PORDENONE - L’adolescente soccorso in coma etilico mercoledì mattina in viale Dante ha rischiato la vita. Ed è stato salvato solo perché il fatto è avvenuto in mezzo alla gente e non in un luogo isolato. Fonti sanitarie, infatti, hanno confermato ieri la gravità del suo quadro clinico. Il tasso rilevato era estremamente elevato. Se non fosse stato portato rapidamente in Pronto soccorso e poi ricoverato, le cose si sarebbero messe molto male.
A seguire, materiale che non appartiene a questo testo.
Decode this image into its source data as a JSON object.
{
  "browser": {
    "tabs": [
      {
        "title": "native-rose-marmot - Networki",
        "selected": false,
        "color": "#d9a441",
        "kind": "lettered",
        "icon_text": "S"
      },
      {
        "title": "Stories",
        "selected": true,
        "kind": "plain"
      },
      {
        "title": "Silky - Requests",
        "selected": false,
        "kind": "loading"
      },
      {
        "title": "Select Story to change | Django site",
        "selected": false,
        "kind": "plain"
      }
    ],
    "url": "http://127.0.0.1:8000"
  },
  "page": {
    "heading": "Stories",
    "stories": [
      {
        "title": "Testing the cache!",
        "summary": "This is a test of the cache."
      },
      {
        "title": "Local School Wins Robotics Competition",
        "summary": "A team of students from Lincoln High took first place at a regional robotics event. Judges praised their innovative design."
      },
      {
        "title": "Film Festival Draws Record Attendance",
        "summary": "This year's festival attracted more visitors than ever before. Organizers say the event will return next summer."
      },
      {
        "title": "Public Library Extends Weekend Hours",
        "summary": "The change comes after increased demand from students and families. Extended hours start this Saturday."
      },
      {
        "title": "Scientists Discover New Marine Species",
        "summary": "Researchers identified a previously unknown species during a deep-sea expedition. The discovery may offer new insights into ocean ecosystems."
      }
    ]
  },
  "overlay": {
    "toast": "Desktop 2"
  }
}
Il porticato di Viale Dante, a pochi passi dagli uffici delle assicurazioni e dalle vetrine dei negozi, ogni mattina si trasforma in un lungo corridoio popolato da decine di studenti che attendono le corriere per raggiungere i vari istituti scolastici. Ed è proprio in questo contesto di consueta routine studentesca che l’altro ieri mattina si è sfiorata la tragedia. Fabrizio Benincà, dipendente della Blue Energy, ha vissuto l'intera vicenda in prima linea, offrendo rifugio e supporto a un ragazzo di 16 anni e al gruppo di amici che tentava disperatamente di aiutarlo. «Io apro il negozio prima delle otto - esordisce Benincà, ricostruendo i fatti con precisione ma con la dovuta cautela -. Davanti all'ufficio c'è un portico in cui i ragazzi aspettano il bus. In quei momenti ci sono circa cinquanta metri di ragazzini che affollano il marciapiede». È proprio in questa cornice che, intorno alle 8, l’attenzione dell’esercente è stata attirata da un giovane che appariva chiaramente in difficoltà.